Texas Democrats chose to award a plurality of their convention delegates to former Vice President Joe Biden. But people were forced to wait hours to vote on Tuesday in part because for several years, the state has systematically closed polling places in communities with large and growing Black and Latino populations. And that casts doubt on whether Democrats actually have a chance to turn the state blue in 2020, regardless of whom they nominate.
Many of the polling sites with long waits on Tuesday were in Harris County, which includes Houston, the state’s largest city. Harris County is 40% Latino and 19% Black.

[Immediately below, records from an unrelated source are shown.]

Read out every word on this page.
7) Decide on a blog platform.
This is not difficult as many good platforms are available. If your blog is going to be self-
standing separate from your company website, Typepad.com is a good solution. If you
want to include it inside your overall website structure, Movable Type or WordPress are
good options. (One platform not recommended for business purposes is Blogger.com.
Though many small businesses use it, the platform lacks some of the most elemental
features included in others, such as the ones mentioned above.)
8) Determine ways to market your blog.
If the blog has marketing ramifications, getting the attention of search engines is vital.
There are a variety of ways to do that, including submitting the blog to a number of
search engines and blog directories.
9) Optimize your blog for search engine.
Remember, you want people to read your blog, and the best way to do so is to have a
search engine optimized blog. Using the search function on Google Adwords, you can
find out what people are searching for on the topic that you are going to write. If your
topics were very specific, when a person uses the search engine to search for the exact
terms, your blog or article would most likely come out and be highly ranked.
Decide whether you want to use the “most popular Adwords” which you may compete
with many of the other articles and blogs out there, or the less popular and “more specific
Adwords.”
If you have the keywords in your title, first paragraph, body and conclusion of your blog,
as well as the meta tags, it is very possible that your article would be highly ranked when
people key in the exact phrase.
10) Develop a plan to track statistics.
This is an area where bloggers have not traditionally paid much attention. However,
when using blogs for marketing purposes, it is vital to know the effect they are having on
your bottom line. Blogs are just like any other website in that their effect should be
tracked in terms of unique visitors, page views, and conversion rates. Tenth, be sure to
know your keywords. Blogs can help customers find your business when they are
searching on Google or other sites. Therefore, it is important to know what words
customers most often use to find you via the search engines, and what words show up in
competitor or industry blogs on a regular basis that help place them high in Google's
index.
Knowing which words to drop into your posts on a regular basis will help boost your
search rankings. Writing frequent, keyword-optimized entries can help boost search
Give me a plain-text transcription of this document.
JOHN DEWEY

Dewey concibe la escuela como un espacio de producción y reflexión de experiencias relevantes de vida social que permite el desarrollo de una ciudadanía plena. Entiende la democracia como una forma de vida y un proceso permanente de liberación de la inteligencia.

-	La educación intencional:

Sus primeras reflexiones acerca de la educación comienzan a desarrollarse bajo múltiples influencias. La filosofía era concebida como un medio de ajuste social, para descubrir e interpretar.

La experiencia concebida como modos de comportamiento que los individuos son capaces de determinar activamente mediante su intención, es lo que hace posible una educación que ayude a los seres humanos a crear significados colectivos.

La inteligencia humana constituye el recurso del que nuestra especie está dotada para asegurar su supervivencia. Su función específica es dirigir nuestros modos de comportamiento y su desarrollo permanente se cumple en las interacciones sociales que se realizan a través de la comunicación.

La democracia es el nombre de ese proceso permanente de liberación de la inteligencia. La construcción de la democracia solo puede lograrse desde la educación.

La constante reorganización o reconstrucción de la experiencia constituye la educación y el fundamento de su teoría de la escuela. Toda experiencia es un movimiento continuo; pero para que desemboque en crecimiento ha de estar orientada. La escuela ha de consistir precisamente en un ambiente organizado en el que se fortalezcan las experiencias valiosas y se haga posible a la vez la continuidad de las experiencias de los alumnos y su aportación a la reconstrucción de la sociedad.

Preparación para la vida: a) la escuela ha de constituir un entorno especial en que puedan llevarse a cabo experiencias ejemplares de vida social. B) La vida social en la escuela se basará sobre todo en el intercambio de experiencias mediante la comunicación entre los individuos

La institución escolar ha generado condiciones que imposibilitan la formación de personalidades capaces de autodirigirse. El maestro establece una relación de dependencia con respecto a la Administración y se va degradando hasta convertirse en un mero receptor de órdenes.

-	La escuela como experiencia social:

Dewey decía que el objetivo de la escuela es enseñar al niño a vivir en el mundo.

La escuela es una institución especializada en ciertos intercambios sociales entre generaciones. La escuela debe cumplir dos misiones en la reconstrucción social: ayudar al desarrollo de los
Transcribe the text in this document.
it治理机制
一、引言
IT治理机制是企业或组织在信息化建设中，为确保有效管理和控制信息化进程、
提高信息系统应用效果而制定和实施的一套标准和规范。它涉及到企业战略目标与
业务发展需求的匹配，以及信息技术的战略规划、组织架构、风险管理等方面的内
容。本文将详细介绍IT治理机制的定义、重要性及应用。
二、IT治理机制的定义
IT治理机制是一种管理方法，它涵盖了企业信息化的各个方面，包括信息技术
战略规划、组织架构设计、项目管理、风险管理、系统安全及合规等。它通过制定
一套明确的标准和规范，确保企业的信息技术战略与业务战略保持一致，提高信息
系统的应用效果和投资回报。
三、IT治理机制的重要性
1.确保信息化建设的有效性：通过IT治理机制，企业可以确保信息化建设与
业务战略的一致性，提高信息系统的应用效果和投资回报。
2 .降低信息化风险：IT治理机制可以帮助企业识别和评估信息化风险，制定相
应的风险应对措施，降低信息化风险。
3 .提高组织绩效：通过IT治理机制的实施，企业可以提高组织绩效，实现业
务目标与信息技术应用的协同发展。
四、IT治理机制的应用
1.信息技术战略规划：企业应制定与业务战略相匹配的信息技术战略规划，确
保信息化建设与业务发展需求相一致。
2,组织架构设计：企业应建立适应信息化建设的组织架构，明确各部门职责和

A 2019 report from the Leadership Conference Education Fund (LCEF), a civil rights organization, found that Texas election officials rapidly eliminated polling places in Black and Latino communities after the Supreme Court overturned a key provision of the Voting Rights Act in 2013. The law had previously required a number of states with histories of racist voting practices, like Texas, to seek federal approval before making changes to their election rules. According to the LCEF report, Harris County closed 52 polling places from 2012 to 2018, more than all but three other counties nationwide did in the same period.
On Super Tuesday, some Harris County residents said they had to wait in line for several hours to vote, according to the Texas Tribune. CNN reported that the last voter at Texas Southern University, a college in the county, waited almost seven hours to cast a ballot.